İstanbul Zirvesi'nin Afganistan için önemli görülmesinin bir diğer nedeni; Reuters raporuna göre, erken seçim planının devri Afgan hükümeti tarafından yapılan toplantıda tartışılacaığınıdır. Reuters geçtiğimiz günlerde iki üst düzey Afgan hükümet yetkilisinin Cumhurbaşkanı Eşref Gani'nin yaklaşık altı ay içinde erken seçim çağrısı yapmasının planlandığını söylediklerini aktarmıştır.Görünüşe göre bu plan, Amerika Birleşik Devletleri'nin Afgan hükümeti için bir geçiş dönemi hükümet planı önermesinin ardından hükümet tarafından önerilmişti.

Başka bir noktadan bakarsak Türkiye, son 20 yılda Afganistan için hem siyasi hem de ekonomik ve sosyal refah açısından en etkili ülkelerden biri olmuştur. Türkiye, Pakistan ile çok yakın ilişkilere sahip olduğundan dolayı nüfuzunu Pakistan'ı Kabil hükümeti ile barış sürecine yardımcı olmak için kullanacağını umulmaktadır. Bu yüzden de İstanbul Zirvesi Afganlar için çok anlamlı bir zirvedir.

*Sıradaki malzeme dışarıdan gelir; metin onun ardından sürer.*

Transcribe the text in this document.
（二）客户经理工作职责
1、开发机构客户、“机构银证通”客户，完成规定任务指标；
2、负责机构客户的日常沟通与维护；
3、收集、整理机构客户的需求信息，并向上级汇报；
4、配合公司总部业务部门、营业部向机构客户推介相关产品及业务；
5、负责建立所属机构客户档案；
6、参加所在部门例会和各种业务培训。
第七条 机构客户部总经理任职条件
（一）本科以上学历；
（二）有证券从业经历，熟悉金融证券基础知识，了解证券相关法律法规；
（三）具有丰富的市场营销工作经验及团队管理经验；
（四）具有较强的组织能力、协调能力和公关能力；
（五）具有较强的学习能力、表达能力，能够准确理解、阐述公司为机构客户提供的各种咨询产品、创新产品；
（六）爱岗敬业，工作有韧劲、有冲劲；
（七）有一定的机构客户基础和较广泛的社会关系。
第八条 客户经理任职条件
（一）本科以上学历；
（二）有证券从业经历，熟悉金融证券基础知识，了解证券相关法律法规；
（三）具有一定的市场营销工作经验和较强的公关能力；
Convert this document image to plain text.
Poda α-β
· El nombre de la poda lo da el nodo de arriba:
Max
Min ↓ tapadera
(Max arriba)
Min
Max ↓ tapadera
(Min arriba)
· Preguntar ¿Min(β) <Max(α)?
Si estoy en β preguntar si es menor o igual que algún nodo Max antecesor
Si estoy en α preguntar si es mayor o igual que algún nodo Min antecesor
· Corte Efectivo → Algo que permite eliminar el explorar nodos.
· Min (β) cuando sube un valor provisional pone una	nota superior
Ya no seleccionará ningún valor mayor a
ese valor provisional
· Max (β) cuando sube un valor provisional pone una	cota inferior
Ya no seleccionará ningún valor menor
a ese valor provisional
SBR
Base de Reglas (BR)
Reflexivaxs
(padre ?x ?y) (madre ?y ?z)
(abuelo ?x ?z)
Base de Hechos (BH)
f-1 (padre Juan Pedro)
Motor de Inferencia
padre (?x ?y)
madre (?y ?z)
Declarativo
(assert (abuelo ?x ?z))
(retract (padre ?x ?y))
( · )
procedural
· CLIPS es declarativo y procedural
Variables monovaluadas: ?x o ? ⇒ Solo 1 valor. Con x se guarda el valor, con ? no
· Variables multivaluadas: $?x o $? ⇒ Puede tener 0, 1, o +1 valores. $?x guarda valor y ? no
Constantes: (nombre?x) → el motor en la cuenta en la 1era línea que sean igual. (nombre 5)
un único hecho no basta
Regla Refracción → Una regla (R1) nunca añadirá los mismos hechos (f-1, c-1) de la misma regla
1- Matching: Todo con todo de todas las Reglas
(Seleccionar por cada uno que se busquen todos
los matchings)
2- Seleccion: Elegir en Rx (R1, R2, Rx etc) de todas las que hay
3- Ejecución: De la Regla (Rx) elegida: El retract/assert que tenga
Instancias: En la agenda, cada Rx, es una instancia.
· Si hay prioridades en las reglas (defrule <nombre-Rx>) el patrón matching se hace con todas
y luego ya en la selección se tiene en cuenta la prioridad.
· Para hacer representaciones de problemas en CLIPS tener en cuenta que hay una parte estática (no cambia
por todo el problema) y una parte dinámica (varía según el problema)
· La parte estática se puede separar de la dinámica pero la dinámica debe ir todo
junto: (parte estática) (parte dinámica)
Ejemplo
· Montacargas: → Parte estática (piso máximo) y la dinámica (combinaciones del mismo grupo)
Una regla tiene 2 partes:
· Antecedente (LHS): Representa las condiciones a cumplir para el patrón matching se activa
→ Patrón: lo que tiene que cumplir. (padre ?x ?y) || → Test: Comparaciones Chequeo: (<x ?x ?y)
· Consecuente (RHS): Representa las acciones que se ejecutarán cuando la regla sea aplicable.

Son günlerde İstanbul Zirvesi, aralarında üst düzey hükümet yetkililerinin de bulunduğu çok sayıda vatandaşın konuşması oldu ve ülke vatandaşlarının kapsamlı bir barış ve savaşın sona ermesi için umutlarını artırdı;Ancak İstanbul zirvesinin 40 yıldır uğraştıkları Afganların çektiği acılara bir çare olup olmayacağı henüz belli değil ve zamanın cevaplayacağını bir sorudur.